Some of you may know that I've been a co-author of the annually published LexisNexis' J-1 Visa Guidebook for the last dozen years. J-1 visas are used by a variety of folks including students and researchers training in a lot of fields. For many decades, J-1s from developing countries have been required to comply with a requirement to return to their home countries for two years following their J-1 time in the US. The idea is that the J-1 program is a part of the US foreign aid system and the two year requirement is a way to ensure that needed skills learned in the US are transferred back to the J-1 visa holder's home country.

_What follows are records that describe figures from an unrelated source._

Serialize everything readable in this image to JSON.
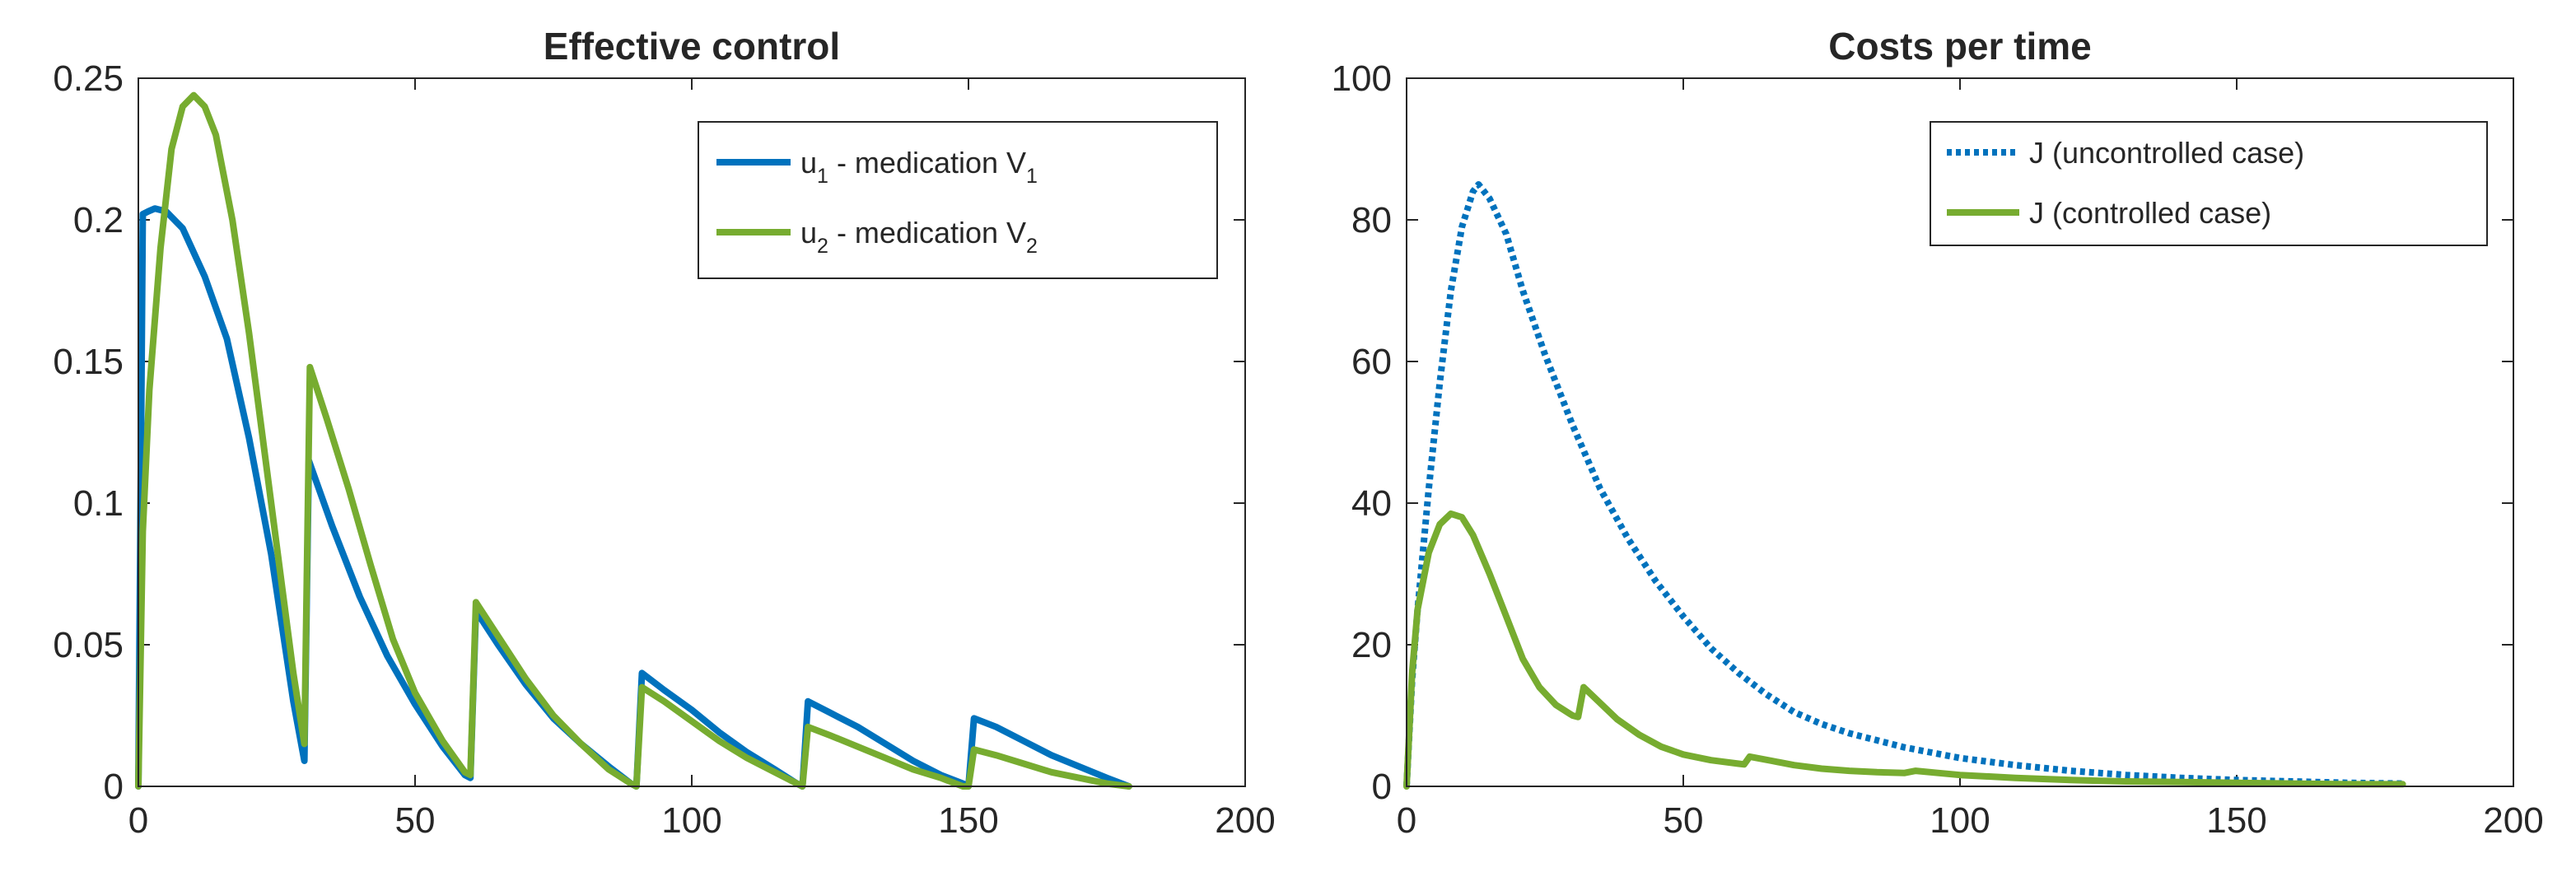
{
  "chart_data": [
    {
      "type": "line",
      "title": "Effective control",
      "xlabel": "",
      "ylabel": "",
      "xlim": [
        0,
        200
      ],
      "ylim": [
        0,
        0.25
      ],
      "xticks": [
        "0",
        "50",
        "100",
        "150",
        "200"
      ],
      "yticks": [
        "0",
        "0.05",
        "0.1",
        "0.15",
        "0.2",
        "0.25"
      ],
      "legend_position": "top-right",
      "series": [
        {
          "name": "u1 - medication V1",
          "legend": {
            "var": "u",
            "var_sub": "1",
            "mid": " - medication V",
            "end_sub": "1"
          },
          "color": "#0072BD",
          "style": "solid",
          "points": [
            [
              0,
              0
            ],
            [
              0.8,
              0.202
            ],
            [
              1.8,
              0.203
            ],
            [
              3,
              0.204
            ],
            [
              5,
              0.203
            ],
            [
              8,
              0.197
            ],
            [
              12,
              0.18
            ],
            [
              16,
              0.158
            ],
            [
              20,
              0.123
            ],
            [
              24,
              0.082
            ],
            [
              28,
              0.03
            ],
            [
              30,
              0.009
            ],
            [
              30.8,
              0.115
            ],
            [
              35,
              0.092
            ],
            [
              40,
              0.067
            ],
            [
              45,
              0.046
            ],
            [
              50,
              0.029
            ],
            [
              55,
              0.014
            ],
            [
              59,
              0.004
            ],
            [
              60,
              0.003
            ],
            [
              61,
              0.062
            ],
            [
              65,
              0.05
            ],
            [
              70,
              0.036
            ],
            [
              75,
              0.024
            ],
            [
              80,
              0.015
            ],
            [
              85,
              0.007
            ],
            [
              89,
              0.001
            ],
            [
              90,
              0
            ],
            [
              91,
              0.04
            ],
            [
              95,
              0.034
            ],
            [
              100,
              0.027
            ],
            [
              105,
              0.019
            ],
            [
              110,
              0.012
            ],
            [
              115,
              0.006
            ],
            [
              119,
              0.001
            ],
            [
              120,
              0
            ],
            [
              121,
              0.03
            ],
            [
              125,
              0.026
            ],
            [
              130,
              0.021
            ],
            [
              135,
              0.015
            ],
            [
              140,
              0.009
            ],
            [
              145,
              0.004
            ],
            [
              149,
              0.001
            ],
            [
              150,
              0
            ],
            [
              151,
              0.024
            ],
            [
              155,
              0.021
            ],
            [
              160,
              0.016
            ],
            [
              165,
              0.011
            ],
            [
              170,
              0.007
            ],
            [
              175,
              0.003
            ],
            [
              179,
              0
            ]
          ]
        },
        {
          "name": "u2 - medication V2",
          "legend": {
            "var": "u",
            "var_sub": "2",
            "mid": " - medication V",
            "end_sub": "2"
          },
          "color": "#77AC30",
          "style": "solid",
          "points": [
            [
              0,
              0
            ],
            [
              0.8,
              0.09
            ],
            [
              2,
              0.14
            ],
            [
              4,
              0.19
            ],
            [
              6,
              0.225
            ],
            [
              8,
              0.24
            ],
            [
              10,
              0.244
            ],
            [
              12,
              0.24
            ],
            [
              14,
              0.23
            ],
            [
              17,
              0.2
            ],
            [
              20,
              0.16
            ],
            [
              23,
              0.115
            ],
            [
              26,
              0.07
            ],
            [
              28,
              0.04
            ],
            [
              30,
              0.015
            ],
            [
              31,
              0.148
            ],
            [
              34,
              0.13
            ],
            [
              38,
              0.105
            ],
            [
              42,
              0.078
            ],
            [
              46,
              0.052
            ],
            [
              50,
              0.033
            ],
            [
              55,
              0.016
            ],
            [
              59,
              0.005
            ],
            [
              60,
              0.004
            ],
            [
              61,
              0.065
            ],
            [
              65,
              0.053
            ],
            [
              70,
              0.038
            ],
            [
              75,
              0.025
            ],
            [
              80,
              0.015
            ],
            [
              85,
              0.006
            ],
            [
              89,
              0.001
            ],
            [
              90,
              0
            ],
            [
              91,
              0.035
            ],
            [
              95,
              0.03
            ],
            [
              100,
              0.023
            ],
            [
              105,
              0.016
            ],
            [
              110,
              0.01
            ],
            [
              115,
              0.005
            ],
            [
              119,
              0.001
            ],
            [
              120,
              0
            ],
            [
              121,
              0.021
            ],
            [
              125,
              0.018
            ],
            [
              130,
              0.014
            ],
            [
              135,
              0.01
            ],
            [
              140,
              0.006
            ],
            [
              145,
              0.003
            ],
            [
              149,
              0
            ],
            [
              150,
              0
            ],
            [
              151,
              0.013
            ],
            [
              155,
              0.011
            ],
            [
              160,
              0.008
            ],
            [
              165,
              0.005
            ],
            [
              170,
              0.003
            ],
            [
              175,
              0.001
            ],
            [
              179,
              0
            ]
          ]
        }
      ]
    },
    {
      "type": "line",
      "title": "Costs per time",
      "xlabel": "",
      "ylabel": "",
      "xlim": [
        0,
        200
      ],
      "ylim": [
        0,
        100
      ],
      "xticks": [
        "0",
        "50",
        "100",
        "150",
        "200"
      ],
      "yticks": [
        "0",
        "20",
        "40",
        "60",
        "80",
        "100"
      ],
      "legend_position": "top-right",
      "series": [
        {
          "name": "J (uncontrolled case)",
          "legend": {
            "text": "J (uncontrolled case)"
          },
          "color": "#0072BD",
          "style": "dotted",
          "points": [
            [
              0,
              0
            ],
            [
              1,
              15
            ],
            [
              2,
              25
            ],
            [
              4,
              42
            ],
            [
              6,
              57
            ],
            [
              8,
              70
            ],
            [
              10,
              79
            ],
            [
              12,
              84
            ],
            [
              13,
              85
            ],
            [
              15,
              83
            ],
            [
              18,
              78
            ],
            [
              21,
              70
            ],
            [
              25,
              61
            ],
            [
              30,
              51
            ],
            [
              35,
              42
            ],
            [
              40,
              35
            ],
            [
              45,
              29
            ],
            [
              50,
              24
            ],
            [
              55,
              19.5
            ],
            [
              60,
              16
            ],
            [
              65,
              13
            ],
            [
              70,
              10.5
            ],
            [
              75,
              8.8
            ],
            [
              80,
              7.5
            ],
            [
              90,
              5.5
            ],
            [
              100,
              4
            ],
            [
              110,
              3
            ],
            [
              120,
              2.2
            ],
            [
              130,
              1.6
            ],
            [
              140,
              1.2
            ],
            [
              150,
              0.9
            ],
            [
              160,
              0.7
            ],
            [
              170,
              0.5
            ],
            [
              180,
              0.4
            ]
          ]
        },
        {
          "name": "J (controlled case)",
          "legend": {
            "text": "J (controlled case)"
          },
          "color": "#77AC30",
          "style": "solid",
          "points": [
            [
              0,
              0
            ],
            [
              1,
              16
            ],
            [
              2,
              25
            ],
            [
              4,
              33
            ],
            [
              6,
              37
            ],
            [
              8,
              38.5
            ],
            [
              10,
              38
            ],
            [
              12,
              35.5
            ],
            [
              15,
              30
            ],
            [
              18,
              24
            ],
            [
              21,
              18
            ],
            [
              24,
              14
            ],
            [
              27,
              11.5
            ],
            [
              30,
              10
            ],
            [
              31,
              9.8
            ],
            [
              32,
              14
            ],
            [
              34,
              12.5
            ],
            [
              38,
              9.5
            ],
            [
              42,
              7.3
            ],
            [
              46,
              5.6
            ],
            [
              50,
              4.5
            ],
            [
              55,
              3.7
            ],
            [
              60,
              3.2
            ],
            [
              61,
              3.1
            ],
            [
              62,
              4.2
            ],
            [
              66,
              3.6
            ],
            [
              70,
              3.0
            ],
            [
              75,
              2.5
            ],
            [
              80,
              2.2
            ],
            [
              85,
              2.0
            ],
            [
              90,
              1.9
            ],
            [
              92,
              2.2
            ],
            [
              96,
              1.9
            ],
            [
              100,
              1.6
            ],
            [
              110,
              1.2
            ],
            [
              120,
              0.9
            ],
            [
              130,
              0.7
            ],
            [
              140,
              0.6
            ],
            [
              150,
              0.5
            ],
            [
              160,
              0.4
            ],
            [
              170,
              0.3
            ],
            [
              180,
              0.3
            ]
          ]
        }
      ]
    }
  ]
}
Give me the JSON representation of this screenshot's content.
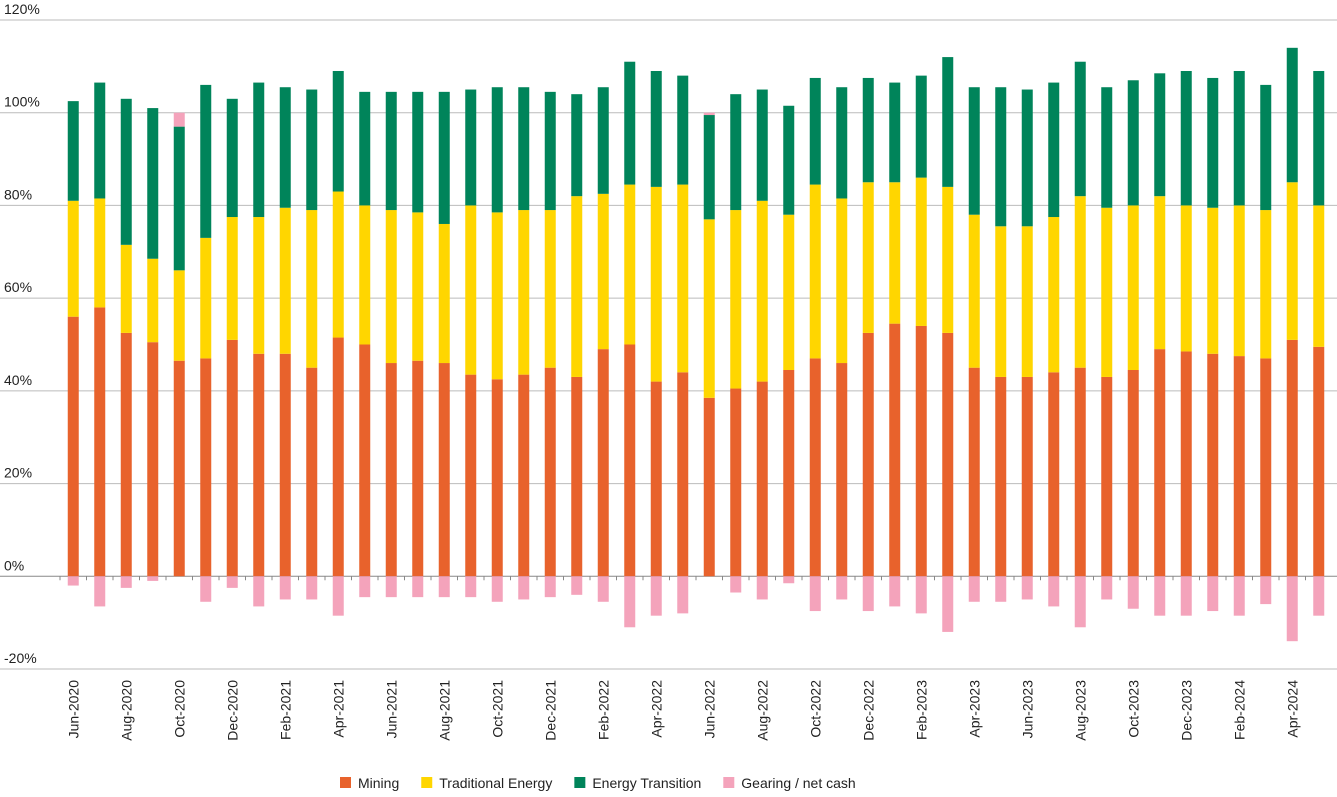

The State Department maintains something called the Exchange Visitor Skills List and it lists all of the countries in the world that it considers to be developing and the particular skills and occupations where the country needs help. If you're a J-1 visa holder from a country on the list and your skill area is included, you're very likely subject to the home residency requirement. The list has not been updated since 1997 and was sorely in need of updating. For example, Iran is on the list of countries we assist via the Skills List.

The State Department today finally released a 2009 Skills List which will become effective June 28th. Sure, Iran is off. But to my great surprise, China remains on the list and most of the math, science and technology skills are still listed. This basically means that we are training a lot of super smart math and science whizzes and then ordering them to leave the US with all of that new knowledge so that they can then help their country compete with us.

India is also on the list even though they are becoming a major economic competitor. At least the IT occupations for India were not included in this new version (though almost all of the other engineering, science, math and technology fields are still there).

Is the State Department completely asleep at the switch?